Thursday, May 14, 2015

Zero Sum

In his post "How the American education system doesn't fail," David Brin responds to a Washington Post article by Fareed Zakaria. Zakaria's article warns of problems that may arise from focusing too heavily - or even exclusively - on excellence in STEM (science, technology, engineering, and mathematics) disciplines.

Brin says that Zakaria takes too pessimistic an outlook. He suggests that the breadth requirements of a four-year bachelor's degree are fairly well embedded into American culture, and aren't likely to be done away with any time soon. But the repeated pushback against "zero sum thinking" got me thinking.

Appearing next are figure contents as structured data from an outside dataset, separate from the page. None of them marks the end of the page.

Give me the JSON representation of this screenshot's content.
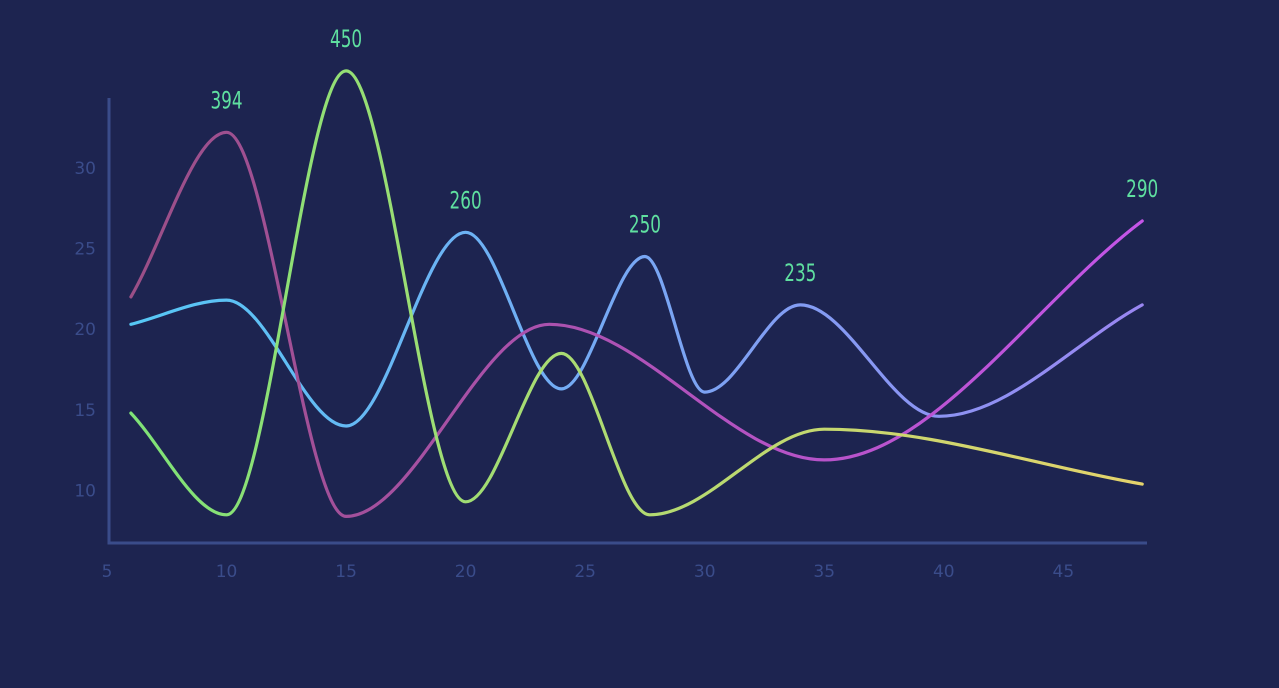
{
  "chart_data": {
    "type": "line",
    "title": "",
    "xlabel": "",
    "ylabel": "",
    "xlim": [
      5,
      48.5
    ],
    "ylim": [
      6.75,
      35.5
    ],
    "x_ticks": [
      "5",
      "10",
      "15",
      "20",
      "25",
      "30",
      "35",
      "40",
      "45"
    ],
    "y_ticks": [
      "10",
      "15",
      "20",
      "25",
      "30"
    ],
    "grid": false,
    "legend": "none",
    "series": [
      {
        "color": "#56c8f5",
        "color_end": "#9a86f2",
        "points": [
          [
            6,
            20.3
          ],
          [
            10,
            21.8
          ],
          [
            15,
            14
          ],
          [
            20,
            26
          ],
          [
            24,
            16.3
          ],
          [
            27.5,
            24.5
          ],
          [
            30,
            16.1
          ],
          [
            34,
            21.5
          ],
          [
            39.8,
            14.6
          ],
          [
            48.3,
            21.5
          ]
        ]
      },
      {
        "color": "#9a4f86",
        "color_end": "#c455e8",
        "points": [
          [
            6,
            22
          ],
          [
            10,
            32.2
          ],
          [
            15,
            8.4
          ],
          [
            23.5,
            20.3
          ],
          [
            35,
            11.9
          ],
          [
            48.3,
            26.7
          ]
        ]
      },
      {
        "color": "#7ee277",
        "color_end": "#e5d36c",
        "points": [
          [
            6,
            14.8
          ],
          [
            10,
            8.5
          ],
          [
            15,
            36
          ],
          [
            20,
            9.3
          ],
          [
            24,
            18.5
          ],
          [
            27.7,
            8.5
          ],
          [
            35,
            13.8
          ],
          [
            48.3,
            10.4
          ]
        ]
      }
    ],
    "data_labels": [
      {
        "x": 10,
        "y": 32.2,
        "text": "394"
      },
      {
        "x": 15,
        "y": 36,
        "text": "450"
      },
      {
        "x": 20,
        "y": 26,
        "text": "260"
      },
      {
        "x": 27.5,
        "y": 24.5,
        "text": "250"
      },
      {
        "x": 34,
        "y": 21.5,
        "text": "235"
      },
      {
        "x": 48.3,
        "y": 26.7,
        "text": "290"
      }
    ],
    "axis_color": "#3a4c8a",
    "label_color": "#5fe0a0",
    "background": "#1d2450"
  }
}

In one sense, Brin is right. Spending more time studying math and science doesn't necessarily mean completely abandoning art and literature. However, the time that we spend on any one thing (such as studying math or science) is time that we are, by deduction, not spending on something else (such as studying art or literature). So in that sense, constrained as we are by the laws of thermodynamics, it IS a zero-sum game!

These are choices I have to make in my classroom as well. Choosing to teach these stories, essays, poems, etc. means that I will not have the opportunity to teach others. The time I spend to have students practice speaking in front of the class is time we are not spending on having them practice finding information in the text that supports their analysis. These decisions would be easier if I was choosing between "good instruction" and "poor instruction," but that's rarely the case. When I have to choose between two good opportunities, knowing I can't do both... that's hard. It's really, really hard.